What types of data compression tactics have a place in digital preservation practice?
Various tactics for data compression can decrease the cost of long-term
preservation by reducing the amount of storage space required. At the
same time, different compression approaches bring with them their own
risks. How should one weigh the risks and rewards in the case of the
following kinds of compression?
Three types of compression to consider (feel free to suggest others as a
comment)
- File compression: using a file compression algorithm suited to the
file type. (Considering both lossy or lossless compression)
- Hardware compression: which usually means compression done by a tape
drive as the data is written to tape
- Disk compression: which is performed by many new storage appliances
and uses a combination of compression and de-duplication
Trevor Owens
Comments
- Andy Jackson: Might it also be worth mentioning that file-level compression might be
lossy or lossless in the question?
- Trevor Owens: Good point Andy.

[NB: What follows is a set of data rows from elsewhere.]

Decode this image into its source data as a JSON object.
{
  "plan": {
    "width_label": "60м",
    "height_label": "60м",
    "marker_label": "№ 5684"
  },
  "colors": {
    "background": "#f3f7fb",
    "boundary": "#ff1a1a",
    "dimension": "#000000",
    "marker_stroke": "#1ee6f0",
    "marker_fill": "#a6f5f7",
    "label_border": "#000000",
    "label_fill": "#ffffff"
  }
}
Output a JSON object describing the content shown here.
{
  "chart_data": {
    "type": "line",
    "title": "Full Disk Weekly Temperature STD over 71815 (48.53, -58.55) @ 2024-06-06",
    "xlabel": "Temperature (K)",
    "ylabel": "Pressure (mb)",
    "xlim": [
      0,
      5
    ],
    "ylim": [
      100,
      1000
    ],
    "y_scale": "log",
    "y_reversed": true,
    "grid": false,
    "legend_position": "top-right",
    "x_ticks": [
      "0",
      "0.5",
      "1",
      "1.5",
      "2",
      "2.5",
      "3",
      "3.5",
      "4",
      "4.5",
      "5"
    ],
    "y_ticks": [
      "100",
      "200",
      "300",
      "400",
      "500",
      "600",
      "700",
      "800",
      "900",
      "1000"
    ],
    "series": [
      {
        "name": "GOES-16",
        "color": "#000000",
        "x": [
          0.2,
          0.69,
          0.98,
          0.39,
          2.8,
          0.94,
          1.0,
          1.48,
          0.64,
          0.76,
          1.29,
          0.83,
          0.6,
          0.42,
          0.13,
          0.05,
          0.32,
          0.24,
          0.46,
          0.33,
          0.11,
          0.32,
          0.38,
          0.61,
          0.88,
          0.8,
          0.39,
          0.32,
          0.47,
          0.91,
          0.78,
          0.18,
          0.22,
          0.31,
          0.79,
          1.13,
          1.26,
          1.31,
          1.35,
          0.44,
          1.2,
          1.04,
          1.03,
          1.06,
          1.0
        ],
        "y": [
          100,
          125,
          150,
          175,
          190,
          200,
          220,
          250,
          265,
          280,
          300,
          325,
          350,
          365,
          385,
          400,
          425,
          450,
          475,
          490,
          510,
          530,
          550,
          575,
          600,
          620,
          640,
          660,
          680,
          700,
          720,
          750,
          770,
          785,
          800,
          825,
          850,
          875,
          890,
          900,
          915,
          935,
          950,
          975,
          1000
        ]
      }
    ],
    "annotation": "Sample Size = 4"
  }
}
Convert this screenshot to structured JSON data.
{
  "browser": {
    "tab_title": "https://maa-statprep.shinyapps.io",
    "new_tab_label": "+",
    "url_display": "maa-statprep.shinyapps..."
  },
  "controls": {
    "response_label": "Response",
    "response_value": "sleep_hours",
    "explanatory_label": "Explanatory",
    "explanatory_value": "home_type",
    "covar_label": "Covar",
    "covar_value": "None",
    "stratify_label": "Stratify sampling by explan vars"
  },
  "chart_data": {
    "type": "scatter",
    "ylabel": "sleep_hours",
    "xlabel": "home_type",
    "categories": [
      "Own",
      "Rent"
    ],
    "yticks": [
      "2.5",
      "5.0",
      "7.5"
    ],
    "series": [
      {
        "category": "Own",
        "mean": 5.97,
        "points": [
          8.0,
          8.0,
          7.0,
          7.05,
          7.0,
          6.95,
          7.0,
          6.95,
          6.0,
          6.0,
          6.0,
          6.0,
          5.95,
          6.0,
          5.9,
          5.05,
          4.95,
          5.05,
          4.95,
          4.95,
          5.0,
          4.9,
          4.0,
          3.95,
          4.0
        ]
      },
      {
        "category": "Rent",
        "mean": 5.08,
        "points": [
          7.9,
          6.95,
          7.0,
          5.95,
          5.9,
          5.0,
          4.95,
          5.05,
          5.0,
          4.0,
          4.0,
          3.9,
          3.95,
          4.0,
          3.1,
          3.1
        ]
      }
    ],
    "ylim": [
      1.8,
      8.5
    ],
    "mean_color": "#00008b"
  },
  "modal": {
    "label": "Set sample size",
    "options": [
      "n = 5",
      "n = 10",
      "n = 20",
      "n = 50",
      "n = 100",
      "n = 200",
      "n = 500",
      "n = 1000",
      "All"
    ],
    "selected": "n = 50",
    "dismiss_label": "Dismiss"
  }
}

I will make that edit.
- Bill Lefurgy: There is also signal compression that takes place through a camera or
other sensor. Might be a version of 2.
- Michael Kjörling: I think it's important to also consider the scope of the preservation
effort. Basically, *how much fidelity do you require?* In some cases,
perhaps JPEG or MP3 work because of their relative ubiquity and ability
to preserve what one wants to preserve, but in other uses, they might be
completely inadequate because of their lossy nature, patent encumberance
or for some other reason. Such distinctions can often be drawn between
lossy and lossless compression, but that difference does not have to be
the defining line in every case.
Answer by Joe Atzberger
You will need further specifications, including:
- use patterns (Do we need to search? What services do we expose based
on this data?),
- performance expectations (When we retrieve files from the system,
how much time should it take? How small is small enough?),
- profiles of data being stored (formats, sizes, volume)
It may actually be an incorrect approach to focus on disk and file-level
representation as something you will personally improve by intervening
with compression/decompression. Many of the best platforms attempt to
encapsulate this level of detail from the user, allowing the platform to
handle complications like replication, availability, indexing, data
integrity, caching, etc.
All significant compression gains involve some trade-off between read
and write costs. You may introduce performance-limiting processor costs
merely by attempting to repeatedly retrieve and decompress a popular set
of files (w/o caching) or by attempting to repeatedly write "just one
more" file to an already compressed set. Or worse! For example,
attempting to file-compress rich media already encoded in a
compression-enabled codec frequently produces a larger file that now
requires additional space and serial processing.
Comments
- Joe: read/write costs are actually strange ... if you're not already CPU
bound, you might actually speed up writes & reads because you've got
less disk/tape IO. You really have to know where you're bottlenecked.